Supreme Court judges were asked to bring some finality to the determination of whether McFee’s termination for violation of the established Pataskala Oaks uniform leave policy was direct evidence of sex discrimination under the law.  In presenting its case, Pataskala Oaks asserted that (1) an employer’s uniform minimum-length-of-service leave policy should not constitute direct evidence of a sex-discrimination violation, even when applied to employees who require leave for reasons related to pregnancy, (2) interpretation of the laws in question should not be interpreted to mandate maternity leave for employees who are not otherwise eligible for any leave, and (3) the case burden-shifting framework applied by the Fifth District Court of Appeals should be applied only to cases alleging sex discrimination on the basis of pregnancy leave, thus requiring McFee to offer evidence of discriminatory on her claim which is based on an employment policy which should be considered nondiscriminatory on its face.

The Supreme Court found no evidence of direct sex discrimination.  The wording of the Ohio pregnancy-discrimination statute was found to mirror the federal law, down to the phrase “treated the same.”  This phrase ensures that pregnant employees will receive the same consideration as other employees, without providing greater protection.  Federal courts, as well as Ohio courts, have agreed that “the Pregnancy Discrimination Act does not require preferential treatment for pregnant employees.  Rather it mandates that employers treat pregnant employees the same as non-pregnant employees who are similarly situated with respect to their ability to work.”  The court here determined that McFee was fired due to her taking unauthorized leave, instead of being fired on the basis of her pregnancy, which is prohibited.  The court did not find that the law imposes a “per se ban” on termination of every employee affected by pregnancy.  Had McFee presented her case as if she believed that the leave policy was merely a pretext for her termination, she could have asserted her claim under existing antidiscrimination framework, but she did not.

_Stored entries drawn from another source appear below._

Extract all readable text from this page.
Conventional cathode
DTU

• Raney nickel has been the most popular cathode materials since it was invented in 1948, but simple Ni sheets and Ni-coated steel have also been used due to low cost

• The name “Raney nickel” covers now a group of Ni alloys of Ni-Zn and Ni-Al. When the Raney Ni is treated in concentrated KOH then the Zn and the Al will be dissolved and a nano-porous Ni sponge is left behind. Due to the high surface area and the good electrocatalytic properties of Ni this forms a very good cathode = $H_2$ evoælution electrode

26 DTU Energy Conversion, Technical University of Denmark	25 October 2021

The court interpreted the law to mean that, “when an employee is otherwise eligible for leave, the employer cannot lawfully terminate that employee for violating a policy that provides no leave or insufficient leave for temporary disability due to pregnancy or a related condition.”

Addressing Pataskala Oaks third, and final, assertion of burden-shifting, the court found that employers may maintain uniform minimum-length-of-service policies consistent with Ohio law.  Since Pataskala Oaks employment policy was found to be “pregnancy-blind, in that it doesn’t treat employees affected by pregnancy differently from employees not so affected, but similar in their ability or inability to work,” no direct evidence of sex discrimination was found.  Without the required evidence of discrimination, McFee failed to make a “prima facie case” of sex discrimination.

The dissenting judge, Justice Pfeifer, concluded: “It should be noted that McFee was not asking to be paid for her time off, and the law does not require her to be paid.  The ironic postscript to this whole matter is the Pataskala Oaks called McFee three weeks after firing her and offered her a job.  The burden of allowing McFee unpaid leave to deal with the medical effects of her pregnancy had turned out to be not such a burden.  Now, as McFee’s child likely is graduating from kindergarten, Pataskala oaks is finally emerging from litigation.  It fought statutorily mandated decency … and won.  Who is better for it?”